International Considerations for Cookie Policies
If your website serves visitors from multiple countries, your cookie policy needs to account for varying legal requirements.
The United Kingdom operates under the UK GDPR and the Privacy and Electronic Communications Regulations (PECR), which mirror the EU framework but are enforced independently by the Information Commissioner's Office (ICO). Brazil's LGPD (Lei Geral de Protecao de Dados) requires consent for cookie-based data collection and applies to any website processing data of individuals in Brazil. South Africa's POPIA requires a justification condition, similar to a legal basis, before processing personal information through cookies.
For sites with global reach, the practical approach is to apply the strictest standard (typically the EU/UK framework) as the baseline and layer on jurisdiction-specific requirements where needed. This means:
- Default all non-essential cookies to off for all visitors
- Provide granular consent controls
- Display a "Do Not Sell or Share" link for California visitors
- Maintain the cookie table in the language(s) your site is available in
Frequently Asked Questions
What should a cookies policy sample include?

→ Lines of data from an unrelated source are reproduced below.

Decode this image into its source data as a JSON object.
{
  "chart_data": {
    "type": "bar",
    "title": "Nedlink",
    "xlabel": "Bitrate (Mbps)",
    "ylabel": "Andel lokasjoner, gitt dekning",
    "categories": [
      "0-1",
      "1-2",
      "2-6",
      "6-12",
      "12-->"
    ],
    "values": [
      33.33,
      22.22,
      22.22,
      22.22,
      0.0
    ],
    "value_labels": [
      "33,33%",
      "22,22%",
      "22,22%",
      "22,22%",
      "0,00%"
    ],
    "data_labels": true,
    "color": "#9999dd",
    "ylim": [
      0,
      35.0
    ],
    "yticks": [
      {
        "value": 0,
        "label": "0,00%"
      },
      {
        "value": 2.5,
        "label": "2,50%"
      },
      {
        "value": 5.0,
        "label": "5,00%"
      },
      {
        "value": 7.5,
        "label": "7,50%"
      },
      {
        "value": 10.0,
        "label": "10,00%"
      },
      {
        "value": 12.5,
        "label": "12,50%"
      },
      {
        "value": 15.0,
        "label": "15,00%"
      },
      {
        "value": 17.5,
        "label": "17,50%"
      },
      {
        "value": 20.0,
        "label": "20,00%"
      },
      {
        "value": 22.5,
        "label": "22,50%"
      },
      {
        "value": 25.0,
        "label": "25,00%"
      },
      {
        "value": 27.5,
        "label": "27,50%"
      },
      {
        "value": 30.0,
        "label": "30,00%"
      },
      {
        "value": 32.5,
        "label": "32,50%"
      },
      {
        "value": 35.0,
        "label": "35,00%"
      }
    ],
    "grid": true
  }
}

A complete cookies policy sample should include a definition of cookies, the types of cookies your site uses (essential, analytics, advertising, functional), specific cookie names with purposes and retention periods, your legal basis for processing, how users can manage or withdraw consent, and contact information for your data protection officer or privacy team.
Is a cookie policy legally required?
Yes, under the ePrivacy Directive (Directive 2002/58/EC) and its national implementations, any website that sets non-essential cookies on visitors' devices must inform users and obtain consent. The GDPR reinforces this by requiring a lawful basis for processing personal data collected through cookies. In the United States, the CCPA requires disclosure of data collection practices, which includes cookie-based tracking.
How is a cookie policy different from a privacy policy?
A cookie policy focuses specifically on the tracking technologies your website uses, including cookies, pixels, local storage, and SDKs. A privacy policy covers your broader data processing practices, such as what personal data you collect, why you collect it, who you share it with, and how users can exercise their rights. Many websites publish both documents and cross-reference them.
How often should I update my cookie policy?
Update your cookie policy whenever you add or remove cookies, change analytics or advertising vendors, modify retention periods, or expand into new jurisdictions. At a minimum, scan your site quarterly to detect new cookies introduced by third-party scripts and update your policy accordingly.